Swedish solar developer SVEA Renewable Solar AB commissioned a 5.8 MW solar power plant in the Sjöbo Kommun, in the Skåne region of southern Sweden in mid-June.
SVEA utility project manager Pontus Skog said development of the plant – Sweden’s largest operational PV project – started two years ago. “At the time there were no solar parks of this size in Sweden and we wanted to show with this project that it is possible to build in Sweden a large scale commercial solar project and at a good price,” he said to pv magazine.
The Sparbanken Skåne Solar Park is selling around a third of its power under a 10-year power purchase agreement (PPA) to Swedish bank Sparbanken Skåne. More than half of the project’s output will be sold on the spot market and the remainder will be traded on the common electricity certificate market for renewable energy in Sweden and Norway. “A small portion of the project’s revenue stream comes from the joint electricity certificate market and it will be less and less important over time,” said Skog. “This is just a small bonus and it is not the variable making the entire project feasible or not. It makes the financial case a little bit stronger but projects like these can make sense even without getting these certificates.”
Swedish and Norwegian electricity certificates are traded on the Nord Pool exchange at a price agreed between purchasers and sellers. The two countries release certificates to renewable energy producers for every megawatt-hour they generate for the first 15 years of a power generator’s lifetime and the documents can then be traded.
As for the PPA, Skog said its level was a little higher than the spot price. “It is not so much higher, you can consider the price difference a sort of premium tariff that is being given to the project,” said the chief executive, adding the buyer of the energy generated, as well as increasing its commitment to green investments and CO2 reduction, has secured a stable power price for ten years. “When a bank such as Sparbanken Skåne decides to implement similar projects it helps the market move forward,” said Skog. “We are planning several more projects like these, as we are seeing a market growth in this segment. One hundred per cent merchant projects may also be viable in the spot market in a couple of years, although I think it still makes sense to have PPAs in order to have stability in the plants, but these PPAs will be more in line with market prices.”

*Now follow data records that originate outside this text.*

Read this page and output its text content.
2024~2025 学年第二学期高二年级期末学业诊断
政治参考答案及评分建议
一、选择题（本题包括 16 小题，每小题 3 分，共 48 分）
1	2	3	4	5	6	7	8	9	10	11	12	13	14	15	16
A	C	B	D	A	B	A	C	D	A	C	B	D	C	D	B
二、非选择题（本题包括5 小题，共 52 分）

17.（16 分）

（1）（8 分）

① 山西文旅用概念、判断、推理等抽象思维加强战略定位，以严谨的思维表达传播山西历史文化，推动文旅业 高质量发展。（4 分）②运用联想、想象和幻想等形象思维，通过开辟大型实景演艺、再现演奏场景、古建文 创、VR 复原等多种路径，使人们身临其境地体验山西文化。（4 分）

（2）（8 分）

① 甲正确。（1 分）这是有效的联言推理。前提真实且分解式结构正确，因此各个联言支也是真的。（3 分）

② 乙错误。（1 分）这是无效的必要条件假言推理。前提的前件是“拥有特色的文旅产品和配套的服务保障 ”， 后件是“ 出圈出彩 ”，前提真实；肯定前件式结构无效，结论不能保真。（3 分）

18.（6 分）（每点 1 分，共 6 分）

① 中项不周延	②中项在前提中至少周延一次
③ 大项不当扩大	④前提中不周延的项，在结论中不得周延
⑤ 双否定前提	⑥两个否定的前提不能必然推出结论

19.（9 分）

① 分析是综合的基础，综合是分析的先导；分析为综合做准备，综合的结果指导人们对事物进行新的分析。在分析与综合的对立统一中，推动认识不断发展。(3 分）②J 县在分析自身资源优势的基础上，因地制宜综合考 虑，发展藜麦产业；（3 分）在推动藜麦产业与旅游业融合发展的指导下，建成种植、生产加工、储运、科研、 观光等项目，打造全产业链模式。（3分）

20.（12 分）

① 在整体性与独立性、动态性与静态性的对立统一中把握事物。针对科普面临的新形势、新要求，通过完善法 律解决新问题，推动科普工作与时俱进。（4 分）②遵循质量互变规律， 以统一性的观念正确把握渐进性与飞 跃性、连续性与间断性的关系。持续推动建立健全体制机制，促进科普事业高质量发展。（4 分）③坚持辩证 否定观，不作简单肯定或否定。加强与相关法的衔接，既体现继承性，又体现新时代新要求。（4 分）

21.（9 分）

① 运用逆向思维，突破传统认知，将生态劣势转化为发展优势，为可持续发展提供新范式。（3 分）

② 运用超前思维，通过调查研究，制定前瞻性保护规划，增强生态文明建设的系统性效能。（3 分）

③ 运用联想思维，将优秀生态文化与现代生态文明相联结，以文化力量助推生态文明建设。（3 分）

At the beginning of the month, fellow Swedish solar company Eneo Solutions AB announced it had signed a letter of intent for a 20-year PPA linked to a 10 MW solar park it will start building in November. That plant will also sell power to a bank – Swedish financial group Swedbank.
Last year around 17 MW of small solar parks were commissioned in Sweden, according to the latest figures released by energy agency the Energimyndigheten. The figures showed 2018 was the country’s best year in terms of solar deployment, with 180 MW of generation capacity added to the grid for a cumulative installed figure of 411 MW.